Dia melawan ketakutannya, menghadapi rasa sakit dan kebencian yang begitu lama terpendam di dalam dirinya. Dan meskipun fisiknya terluka, dia merasa seperti telah mencapai kemenangan yang lebih besar. Kemenangan atas dirinya sendiri.
Dengan hati yang masih terasa berat, Thalia berjalan terseok-seok menuju ke kamarnya. Kemudian wanita itu berjalan ke tempat tidur dan merebahkan dirinya di atasnya.
Dia merasakan setiap denyutan nyeri yang menjalar di seluruh tubuhnya, tetapi dia tidak peduli. Baginya, ini adalah harga yang pantas dia bayar untuk kebebasan hatinya yang selama ini tertawan oleh sebuah ketakutan besar.
Dia teringat akan kata-kata kasar dan perlakuan tidak adil yang selalu dia terima dari Camilla. Bagaimana sang ibu tiri selalu merendahkan dan mempermainkan dirinya dan ibunya dulu, seolah-olah mereka hanyalah selembar kertas yang bisa dirobek, diremas, dan dibuang begitu saja.
Tapi malam ini, Thalia telah membuktikan bahwa dia bukanlah sosok yang lemah dan tunduk seperti yang selalu Camilla kira.
Dalam kegelapan yang menyelimuti kamarnya, Thalia merenungkan masa lalunya yang penuh dengan penderitaan dan kekecewaan.
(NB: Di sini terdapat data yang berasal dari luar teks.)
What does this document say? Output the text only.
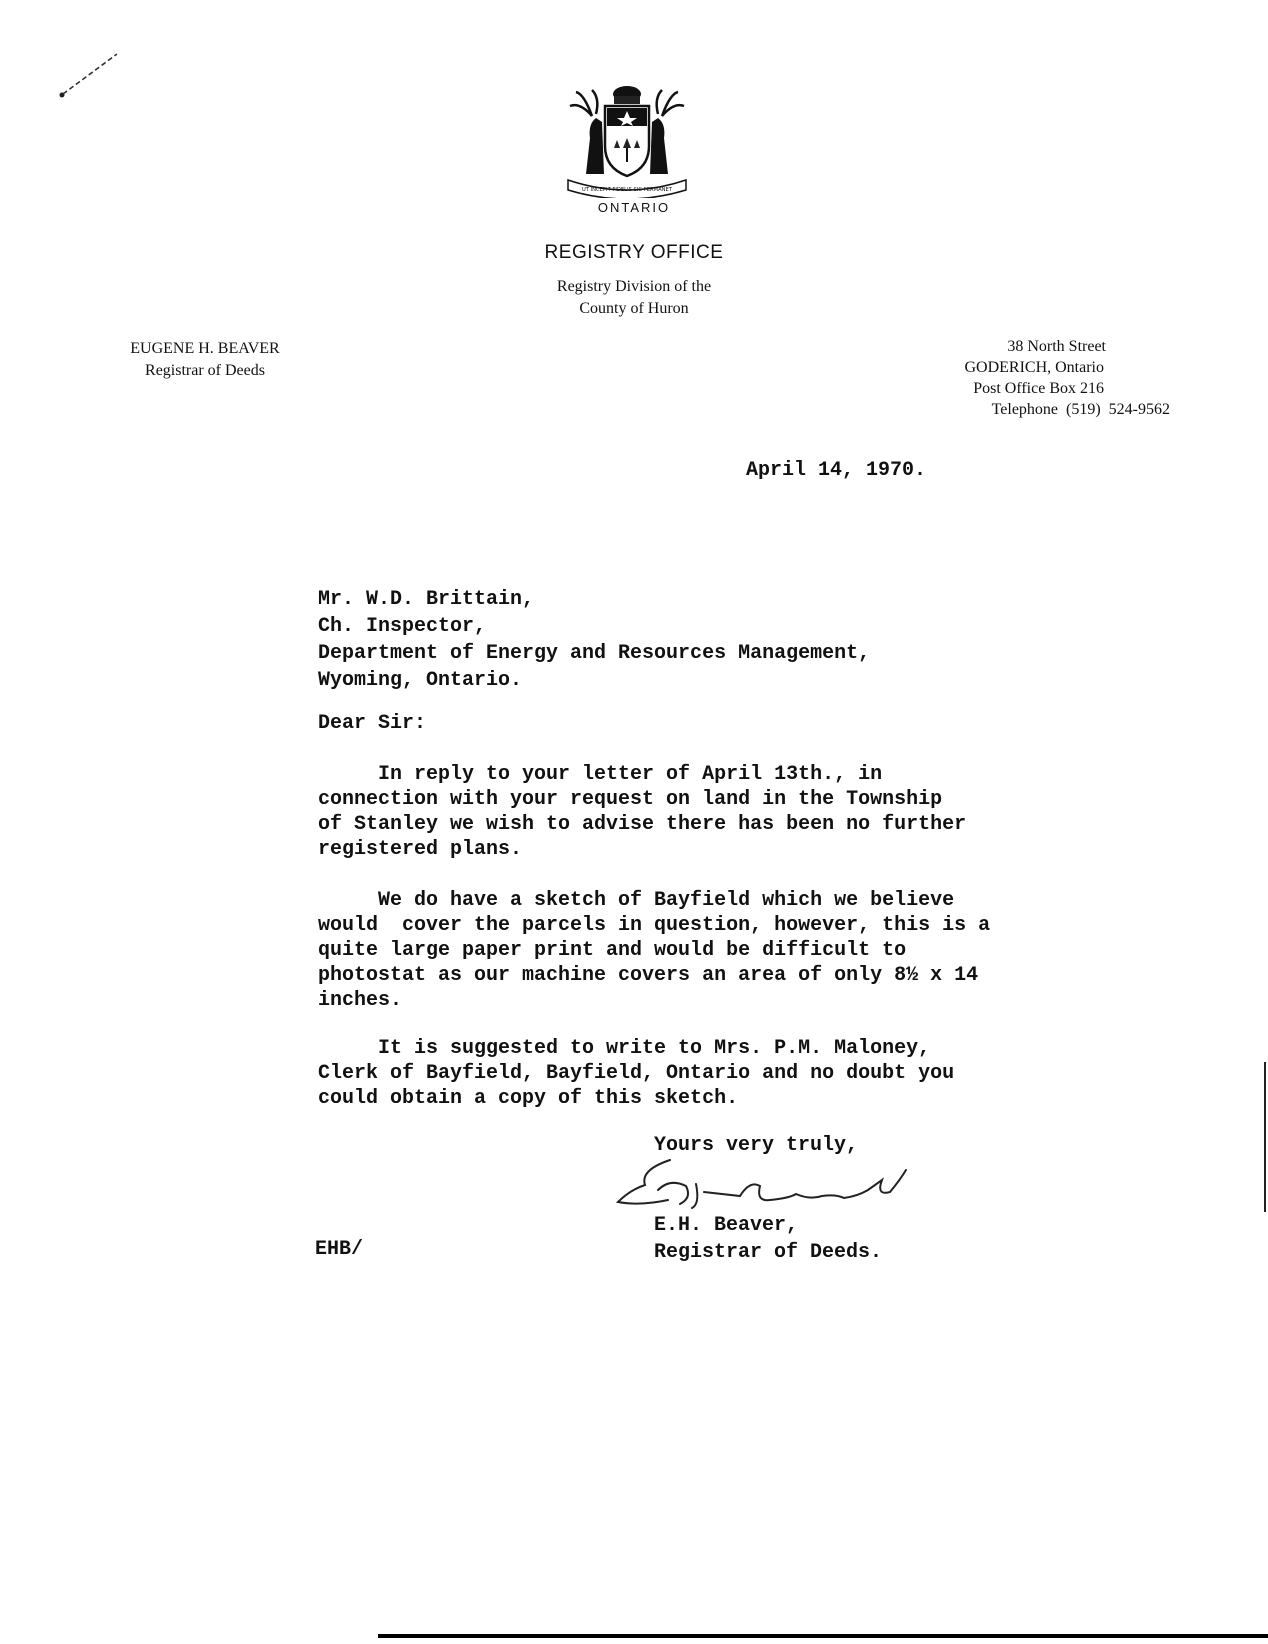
UT INCEPIT FIDELIS SIC PERMANET
ONTARIO
REGISTRY OFFICE
Registry Division of the
County of Huron
EUGENE H. BEAVER
Registrar of Deeds
38 North Street
GODERICH, Ontario
Post Office Box 216
Telephone  (519)  524-9562
April 14, 1970.
Mr. W.D. Brittain,
Ch. Inspector,
Department of Energy and Resources Management,
Wyoming, Ontario.
Dear Sir:
In reply to your letter of April 13th., in
connection with your request on land in the Township
of Stanley we wish to advise there has been no further
registered plans.
We do have a sketch of Bayfield which we believe
would  cover the parcels in question, however, this is a
quite large paper print and would be difficult to
photostat as our machine covers an area of only 8½ x 14
inches.
It is suggested to write to Mrs. P.M. Maloney,
Clerk of Bayfield, Bayfield, Ontario and no doubt you
could obtain a copy of this sketch.
Yours very truly,
E H Beaver
E.H. Beaver,
Registrar of Deeds.
EHB/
Dia merenungkan tentang ayahnya yang begitu tak bisa menentang keinginan istri pertamanya itu meskipun sebenarnya sang ayah begitu mencintai Thalia.
TING
TONG
TING
TONG
Suara bel di pintu depan membuat dada Thalia kembali berdebar. Dia teringat dengan ucapan Evan tadi, yang akan membalasnya.
Thalia kemudian beranjak dan langsung berlari menuju dapur. Tangannya mengambil sebilah pisau besar dengan cepat untuk melindunginya dari amukan Evan.
Thalia kemudian pergi ke arah pintu, dan tanpa melihat lubang pintu, Thalia langsung membuka pintu itu dan mengacungkan pisaunya pada seseorang di depannya.
"Apa yang kau lakukan?" tanya Dimitrei yang ternyata dialah yang ada di hadapan Thalia.
Tangan Thalia gemetar dan Dimitrei mengambil pisau itu dari tangan Thalia.
"Ada apa? Apa yang terjadi padamu?" Suara Dimitrei ketika melihat keadaan Thalia yang cukup babak belur karena darah di pelipisnya sudah mengalir ke pipi dan rahangnya.
Dimitrei meletakkan pisau itu di meja di dekat pintu. Lalu pria itu menangkup rahang Thalia dan memeriksa luka di pelipisnya. Dan juga luka di leher dan tangan serta kakinya.
"Apa yang terjadi, Thalia? Katakan padaku!" Dimitrei sedikit membentak dengan tatapan marahnya karena melihat keadaan Thalia yang begitu menyedihkan.